The former champion said there is a pool of distinguished former boxers who are capable of coaching the young ones and called on the Ministry of Education Youth and Sports and the National Sports Council to take the necessary steps to ameliorate the situation.

"Peter Asandoh, Baba Sumaila, Azumah Nelson, if he has the time and I have the experience and the know how to groom a formidable team to fly the flag of Ghana but the system has failed to recognise our usefulness."

Adama said the development of boxing in every country depends upon the kind of amateur boxers the country produces and called on the appointing authorities to put those who love the sport and will be capable of rallying support from the business community, international sporting agencies and kit manufacturers to develop the sport.
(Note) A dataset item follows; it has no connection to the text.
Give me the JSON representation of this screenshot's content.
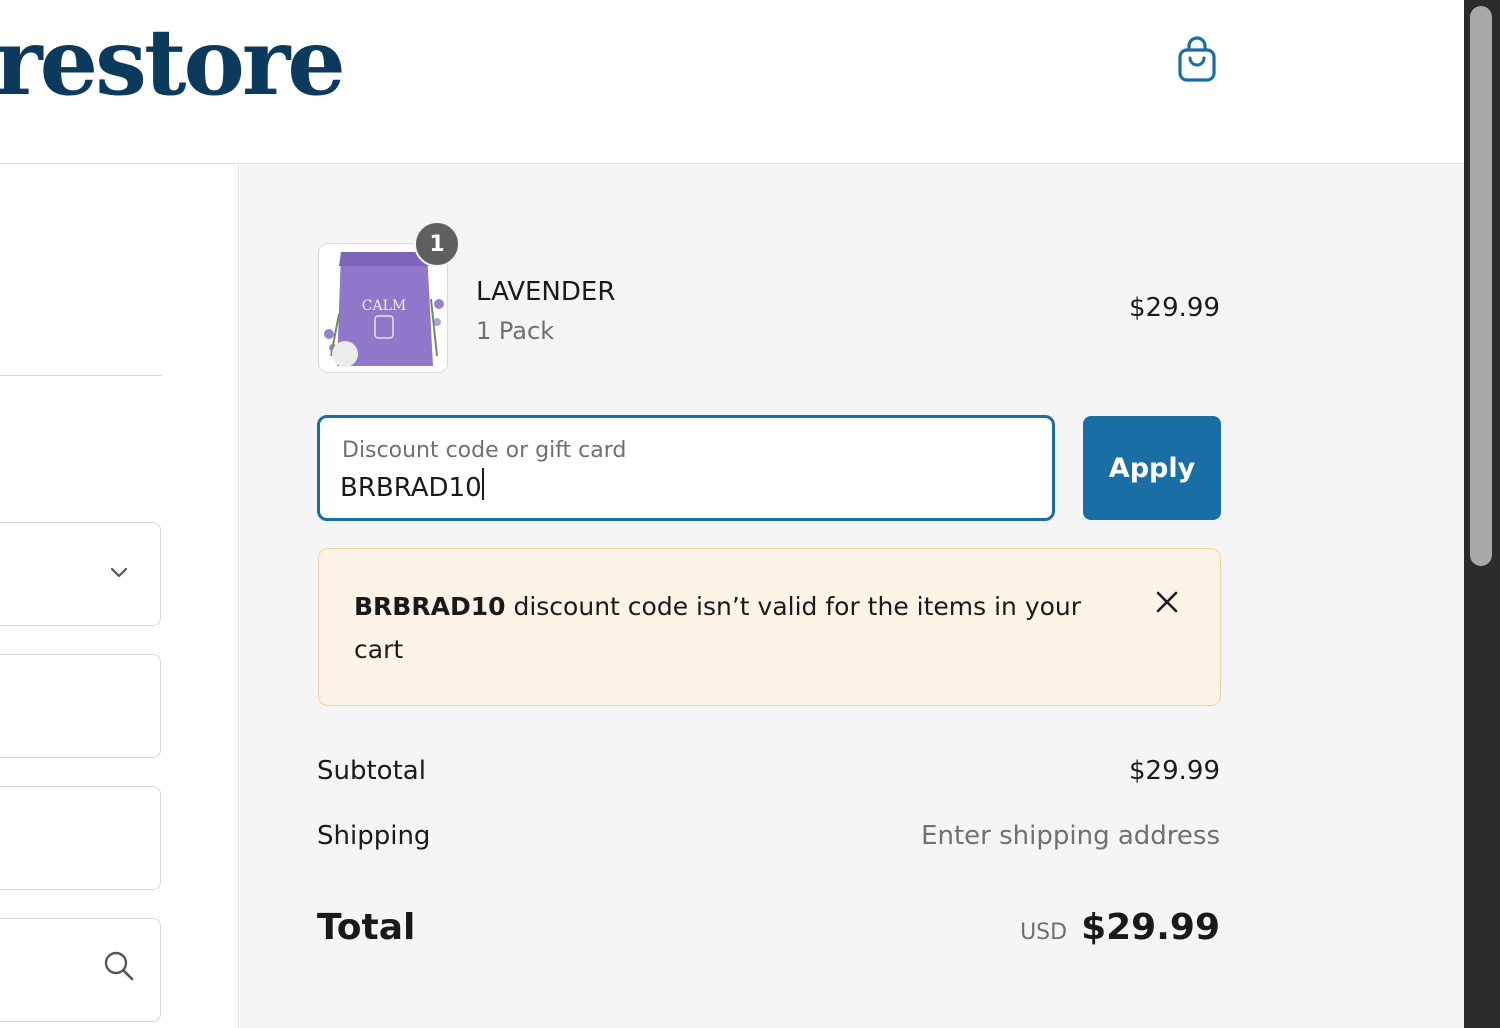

He said apart from generating and sustaining the interest of the youth in boxing through regular tournaments, a proactive GABA must endeavour to provide the youth with training equipment either from government resources and or from corporate organisations and allied developers from within or outside the country.

The former champion said he was disappointed that the Security Services Sports Association (SESSA) Games, which were reintroduced this year after a long break did not include boxing and wondered why the prime combat sport in the world was not accommodated on the schedule of events.

"I expected GABA to complain but instead they kept quiet, knowing very well that the inclusion of boxing will compel the security services to recruit boxers and that will help quicken the development of the sport."

He advised the organisers of the SESSA Games to include boxing in subsequent editions and recruit boxers regardless of their level of education "because most of the talented boxers are school dropouts who learn the art at the beaches or in the slums and need no formal education to become great boxers."

Adama said though amateur boxers are not expected to receive monetary rewards the GABA could liase with some corporate organisation to present them with their products from time to time as a way of encouraging the young boxers.

"I was given a piece of cloth by Akosombo Textile Limited after my first amateur fight against Dodoo Wellington in 1974 and Archie Moore, a former world light heavyweight champion who watched the fight gave me 10 dollars even though I lost.

"The gifts inspired me to train hard and realise my potentials and three years later, I won the gold medal at the African championship and later the gold medal at the All Africa Games in Algiers.

Adama called on those at the helm of affairs to institute awards for distinguished sportsmen and women, as it would spur the youth to strive hard to achieve greatness in their various fields of sporting endeavour, adding that despite his laudable achievements in the ring he has not received any honours.